Food for thought. we are worthy of serious medical treatments.

 

[deleder2k]

It is not a very expensive drug, and biosimilars are coming in a few years. In Norway a maintenance dose of Rituximab is $2000. That is $2000 every 3 months. That is nothing compared to many other medicines. Sick patients could get back at work (at least some). It would be economically viable. No doubt about that.

 

[Snow Leopard]

However, 12 out of 14 major responders in this study measured physical activity for 4–6 consecutive days in the time interval 15–20 months follow-up, with a mean value for “mean number of steps per 24h” 9829 (range 5794–18177), and a mean value for “maximum number of steps per 24h” 14623 (range 9310–23407).

Like a dream come true!
Hard to explain that away with the placebo effect!

 

[msf]

Maybe in Norway!

 

[greeneagledown]

It is not a very expensive drug, and biosimilars are coming in a few years.

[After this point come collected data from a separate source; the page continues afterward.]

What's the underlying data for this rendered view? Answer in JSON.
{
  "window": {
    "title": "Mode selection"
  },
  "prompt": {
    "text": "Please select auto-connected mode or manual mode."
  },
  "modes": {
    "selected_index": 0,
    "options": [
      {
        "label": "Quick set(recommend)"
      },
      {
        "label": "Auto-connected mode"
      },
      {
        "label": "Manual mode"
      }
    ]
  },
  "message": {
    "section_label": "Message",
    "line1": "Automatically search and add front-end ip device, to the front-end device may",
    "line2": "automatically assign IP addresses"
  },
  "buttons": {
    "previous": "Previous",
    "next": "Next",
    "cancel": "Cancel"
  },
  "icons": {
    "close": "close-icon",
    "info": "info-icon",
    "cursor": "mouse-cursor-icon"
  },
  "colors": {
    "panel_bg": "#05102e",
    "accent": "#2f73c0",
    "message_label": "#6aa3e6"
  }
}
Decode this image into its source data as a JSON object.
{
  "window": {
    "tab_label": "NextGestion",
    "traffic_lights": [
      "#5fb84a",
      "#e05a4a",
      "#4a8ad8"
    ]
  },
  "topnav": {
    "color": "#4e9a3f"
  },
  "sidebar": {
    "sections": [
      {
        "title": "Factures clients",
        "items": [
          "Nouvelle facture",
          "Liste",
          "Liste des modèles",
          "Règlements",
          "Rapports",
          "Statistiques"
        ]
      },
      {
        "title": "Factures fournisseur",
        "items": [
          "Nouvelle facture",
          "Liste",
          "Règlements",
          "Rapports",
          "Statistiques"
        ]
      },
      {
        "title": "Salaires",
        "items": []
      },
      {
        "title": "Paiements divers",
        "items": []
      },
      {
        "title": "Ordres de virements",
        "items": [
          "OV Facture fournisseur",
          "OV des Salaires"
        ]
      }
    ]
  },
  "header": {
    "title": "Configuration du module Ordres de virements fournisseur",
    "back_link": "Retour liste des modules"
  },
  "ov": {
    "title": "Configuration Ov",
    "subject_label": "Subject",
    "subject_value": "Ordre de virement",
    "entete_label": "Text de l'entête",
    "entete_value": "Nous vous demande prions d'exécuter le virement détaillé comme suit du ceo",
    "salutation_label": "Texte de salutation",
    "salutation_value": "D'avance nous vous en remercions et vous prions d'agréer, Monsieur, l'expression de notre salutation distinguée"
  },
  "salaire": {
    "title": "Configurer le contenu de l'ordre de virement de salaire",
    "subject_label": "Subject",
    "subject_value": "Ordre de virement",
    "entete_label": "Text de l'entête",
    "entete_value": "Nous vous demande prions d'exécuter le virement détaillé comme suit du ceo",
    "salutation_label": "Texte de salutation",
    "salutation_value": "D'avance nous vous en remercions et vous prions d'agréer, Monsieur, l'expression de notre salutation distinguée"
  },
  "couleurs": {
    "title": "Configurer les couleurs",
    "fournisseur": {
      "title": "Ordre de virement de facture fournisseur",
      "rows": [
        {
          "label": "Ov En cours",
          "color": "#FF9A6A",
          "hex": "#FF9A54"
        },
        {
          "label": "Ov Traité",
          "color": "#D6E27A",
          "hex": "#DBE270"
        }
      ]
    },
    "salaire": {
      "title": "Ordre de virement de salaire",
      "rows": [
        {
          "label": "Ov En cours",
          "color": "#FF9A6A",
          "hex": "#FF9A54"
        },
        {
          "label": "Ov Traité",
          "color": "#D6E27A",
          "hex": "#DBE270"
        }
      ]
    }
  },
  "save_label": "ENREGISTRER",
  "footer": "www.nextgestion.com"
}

In Norway a maintenance dose of Rituximab is $2000. That is $2000 every 3 months. That is nothing compared to many other medicines. Sick patients could get back at work (at least some). It would be economically viable. No doubt about that.

Unfortunately, in the United States it's more like $5800 to $6800 for a maintenance dose. That's without factoring in infusion costs. But like you said, biosimilars are coming fairly soon.

A very encouraging study, even if most patients will have to wait until insurance/government payers are willing to pick up the tab.

 

[deleder2k]

The medicine cost of a maintenance dose is not $5800 to $6800. It is more like half of that.

Rituximab: In RA, a typical course of rituximab is 1,000 mg given i.v. over about 4 hours, with a second 1,000 mg dose administered 2 weeks later. The AWP cost of rituximab for a 10mg/ml 10ml vial is $582.19. Therefore, the medication AWP cost for a two dose course of therapy at 1,000 mg per course would be $11,643.80. The yearly cost would depend on the number of course required in that time period.

https://www.rheumatology.org/publications/hotline/0506newdrugs.asp


Maintenance dose = 500 mg.


Even though it would have been $6000 it would have been relatively cheap compared to other medicines. People get it for R.A, and other diseases that is less disabling than ME. It costs proabably $100,000++ to have people on benefits yearly.

 

[greeneagledown]

The medicine cost of a maintenance dose is not $5800 to $6800. It is more like half of that.




https://www.rheumatology.org/publications/hotline/0506newdrugs.asp


Maintenance dose = 500 mg.


Even though it would have been $6000 it would have been relatively cheap compared to other medicines. People get it for R.A, and other diseases that is less disabling than ME. It costs proabably $100,000++ to have people on benefits yearly.

If 1,000 mg = $11,643.80, then 500 mg = about $5,800, right?

And I believe OMI charges $6,800 per 500 mg dose just for the medication (that was on a different thread).

Regardless, it is definitely economically viable from a big-picture standpoint. Just not necessarily going to be an option for most patients until insurance agrees to pay for it.

 

[deleder2k]

$11,643.80 is a two dose start dose, i.e 2 grams. Standard schedule is up to 1 grams on day 0 and day 14. Then 500 mg every 3 months.